McCarthy is one of the finer and more intuitive actor’s directors working today, which is evident in the sense that he too is an actor.  There’s not a false note here from any of the resoundingly fine performers that McCarthy has placed in front of the camera, all of whom give sublimely restrained and tactful performances that never engage in camera mugging grandstanding.  Keaton, hot off of the success of his Oscar nominated work in BIRDMAN, is in outstandingly fine form playing an editor that has to walk a fine and difficult line between being loyal to his reporters, the larger story at hand, and his superiors.  Schreiber and McAdams also do superlative work of immersing themselves completely in their characters with a real immediacy and economy.  I especially liked two key performances, the first being from Mark Ruffalo, who perhaps has the largest character arc of anyone here in the sense that he skillfully segues from an enduring and focused reporter to one that develops a near manic obsession with ensuring that the Catholic Church's crimes are revealed as quickly as possible.  The second is from Stanley Tucci playing a victim’s lawyer that reveals – almost entirely through his eyes – a whole anguished and frustrated history of fighting Catholic injustice.  His many scenes with Ruffalo are among the film’s most finely rendered dramatic moments. 

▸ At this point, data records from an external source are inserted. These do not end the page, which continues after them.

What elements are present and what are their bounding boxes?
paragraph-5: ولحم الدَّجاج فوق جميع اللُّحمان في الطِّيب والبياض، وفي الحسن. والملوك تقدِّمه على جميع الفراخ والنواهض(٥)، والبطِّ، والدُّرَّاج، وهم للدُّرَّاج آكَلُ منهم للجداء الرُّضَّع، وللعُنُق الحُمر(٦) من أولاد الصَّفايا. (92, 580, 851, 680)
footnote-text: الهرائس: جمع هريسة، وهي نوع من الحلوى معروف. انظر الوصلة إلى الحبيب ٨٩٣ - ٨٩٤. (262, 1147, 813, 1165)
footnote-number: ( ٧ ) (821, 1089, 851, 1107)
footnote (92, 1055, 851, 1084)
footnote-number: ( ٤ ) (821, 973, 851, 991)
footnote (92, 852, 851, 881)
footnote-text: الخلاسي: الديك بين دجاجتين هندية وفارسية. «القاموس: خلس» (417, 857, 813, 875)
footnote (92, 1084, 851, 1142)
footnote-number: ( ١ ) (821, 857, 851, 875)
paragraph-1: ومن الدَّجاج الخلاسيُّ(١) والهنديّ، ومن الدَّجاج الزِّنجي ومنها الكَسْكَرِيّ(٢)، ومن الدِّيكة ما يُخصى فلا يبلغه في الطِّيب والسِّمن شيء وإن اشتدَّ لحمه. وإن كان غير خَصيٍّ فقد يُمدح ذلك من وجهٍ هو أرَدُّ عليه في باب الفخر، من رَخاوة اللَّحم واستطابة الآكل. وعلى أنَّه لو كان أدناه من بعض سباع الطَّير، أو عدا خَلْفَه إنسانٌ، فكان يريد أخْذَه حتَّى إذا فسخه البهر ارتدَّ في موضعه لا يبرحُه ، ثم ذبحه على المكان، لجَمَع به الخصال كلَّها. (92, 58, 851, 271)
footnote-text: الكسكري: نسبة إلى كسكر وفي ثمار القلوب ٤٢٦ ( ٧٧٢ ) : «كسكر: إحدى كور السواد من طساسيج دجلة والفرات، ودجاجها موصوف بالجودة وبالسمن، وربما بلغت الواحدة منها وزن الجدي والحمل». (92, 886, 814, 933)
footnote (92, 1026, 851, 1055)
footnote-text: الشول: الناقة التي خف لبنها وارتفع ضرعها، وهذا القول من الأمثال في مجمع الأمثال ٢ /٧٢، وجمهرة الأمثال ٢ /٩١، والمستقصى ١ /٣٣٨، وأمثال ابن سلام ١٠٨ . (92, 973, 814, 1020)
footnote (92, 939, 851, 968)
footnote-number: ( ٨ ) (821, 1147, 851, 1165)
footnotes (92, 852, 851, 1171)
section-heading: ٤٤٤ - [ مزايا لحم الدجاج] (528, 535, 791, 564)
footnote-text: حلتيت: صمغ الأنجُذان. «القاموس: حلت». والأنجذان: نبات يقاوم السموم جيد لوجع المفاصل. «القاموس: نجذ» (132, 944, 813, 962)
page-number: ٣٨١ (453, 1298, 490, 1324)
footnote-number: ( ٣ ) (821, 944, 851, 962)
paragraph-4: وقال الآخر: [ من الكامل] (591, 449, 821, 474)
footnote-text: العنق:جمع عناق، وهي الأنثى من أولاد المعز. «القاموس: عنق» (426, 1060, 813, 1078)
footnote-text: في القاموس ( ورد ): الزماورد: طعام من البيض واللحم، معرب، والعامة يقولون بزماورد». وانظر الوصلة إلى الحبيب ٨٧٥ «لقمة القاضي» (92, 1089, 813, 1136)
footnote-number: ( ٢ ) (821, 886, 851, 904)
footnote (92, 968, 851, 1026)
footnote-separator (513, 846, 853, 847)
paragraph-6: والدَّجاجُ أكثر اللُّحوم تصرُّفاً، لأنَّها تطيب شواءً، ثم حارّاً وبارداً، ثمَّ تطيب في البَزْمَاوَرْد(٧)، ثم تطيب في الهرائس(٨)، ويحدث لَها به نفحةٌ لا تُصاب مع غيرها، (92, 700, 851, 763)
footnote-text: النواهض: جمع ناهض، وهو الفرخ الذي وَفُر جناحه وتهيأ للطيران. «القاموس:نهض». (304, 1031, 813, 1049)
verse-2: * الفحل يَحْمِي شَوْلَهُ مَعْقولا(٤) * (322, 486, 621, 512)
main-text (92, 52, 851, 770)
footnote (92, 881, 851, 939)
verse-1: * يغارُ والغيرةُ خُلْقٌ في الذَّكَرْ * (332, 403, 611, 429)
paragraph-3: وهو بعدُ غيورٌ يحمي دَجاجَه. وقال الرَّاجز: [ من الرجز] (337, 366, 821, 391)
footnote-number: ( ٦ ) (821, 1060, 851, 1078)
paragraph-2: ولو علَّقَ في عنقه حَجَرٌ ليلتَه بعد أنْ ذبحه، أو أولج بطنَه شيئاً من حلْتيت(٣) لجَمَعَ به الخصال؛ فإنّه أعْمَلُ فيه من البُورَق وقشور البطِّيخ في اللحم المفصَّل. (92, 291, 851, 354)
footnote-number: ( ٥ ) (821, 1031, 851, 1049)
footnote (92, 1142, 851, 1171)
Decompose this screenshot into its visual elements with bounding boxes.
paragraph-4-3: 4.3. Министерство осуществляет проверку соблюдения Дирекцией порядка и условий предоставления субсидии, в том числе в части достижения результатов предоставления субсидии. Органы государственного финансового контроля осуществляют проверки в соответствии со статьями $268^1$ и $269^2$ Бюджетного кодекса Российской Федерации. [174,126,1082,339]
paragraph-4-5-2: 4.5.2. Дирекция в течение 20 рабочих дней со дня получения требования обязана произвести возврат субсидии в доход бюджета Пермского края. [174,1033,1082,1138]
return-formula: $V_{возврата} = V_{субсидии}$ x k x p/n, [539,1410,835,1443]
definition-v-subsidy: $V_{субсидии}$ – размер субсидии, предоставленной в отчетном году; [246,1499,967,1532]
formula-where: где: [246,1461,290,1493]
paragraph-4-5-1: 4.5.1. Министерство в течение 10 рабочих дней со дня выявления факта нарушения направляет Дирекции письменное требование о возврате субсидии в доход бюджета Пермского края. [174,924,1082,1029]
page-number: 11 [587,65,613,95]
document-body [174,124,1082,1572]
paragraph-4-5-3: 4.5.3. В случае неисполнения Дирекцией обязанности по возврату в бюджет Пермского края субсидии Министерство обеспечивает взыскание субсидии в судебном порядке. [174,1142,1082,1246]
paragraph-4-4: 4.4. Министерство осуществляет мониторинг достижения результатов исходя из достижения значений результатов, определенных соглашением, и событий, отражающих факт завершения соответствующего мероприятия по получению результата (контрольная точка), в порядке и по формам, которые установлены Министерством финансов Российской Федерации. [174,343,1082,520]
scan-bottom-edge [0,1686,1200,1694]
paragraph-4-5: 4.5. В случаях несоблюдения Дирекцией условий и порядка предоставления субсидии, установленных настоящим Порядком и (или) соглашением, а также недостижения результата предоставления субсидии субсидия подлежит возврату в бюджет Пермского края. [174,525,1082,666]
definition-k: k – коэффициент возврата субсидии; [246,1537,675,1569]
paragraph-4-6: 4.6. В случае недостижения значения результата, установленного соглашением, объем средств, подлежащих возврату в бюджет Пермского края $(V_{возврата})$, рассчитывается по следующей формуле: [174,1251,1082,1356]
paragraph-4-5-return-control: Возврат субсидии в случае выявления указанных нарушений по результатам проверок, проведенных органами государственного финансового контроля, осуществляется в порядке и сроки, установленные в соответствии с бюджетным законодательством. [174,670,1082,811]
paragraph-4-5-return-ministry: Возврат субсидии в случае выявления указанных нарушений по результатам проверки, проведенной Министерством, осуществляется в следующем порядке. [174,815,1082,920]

McCarthy also wisely knows that the entire city of Boston is also a character that casts an oppressively large shadow over everyone in the story.  SPOTLIGHT does a remarkable job of showing different Bostonian neighborhoods and locations, each with their own inherent flavor.  The film also understands the social class divide that typifies much of the city.  Many of the victims of priest abuse were from impoverished and broken homes without strong guiding paternal figures.  One of the more damning commonalities that many victims interviewed in the film share is that the priests preyed upon such downtrodden children because they were easily susceptible.  As one teary-eyed victim relays in one heartbreaking scene, when a priest asked him to do something it was “like God” was in his presence.  SPOTLIGHT underscores the plight of the countless number of children that had their innocence stripped away from them, leaving them all challenged with acclimatizing themselves to some semblance of a normal adult life later. 

McCarthy just might be one of the most criminally underrated directors working today.  Films of remarkable variety like THE STATION AGENT, THE VISITOR, and WIN-WIN are proof positive of that.  He’s hit another high dramatic plateau with SPOTLIGHT, which not only emerges as a great investigative journalism movie (in a somewhat stagnant genre these days), but it’s also a superbly nuanced and sensitive account of bringing intolerable social injustices to light.  In the film’s end credits we see several title cards filled with hundreds of cities across America that had Catholic Church sex abuse crimes revealed via the Spotlight team’s initial article and their tireless work afterwards.

What the Spotlight team did was important…and this is a very important movie.  Not too many movies these days are just that.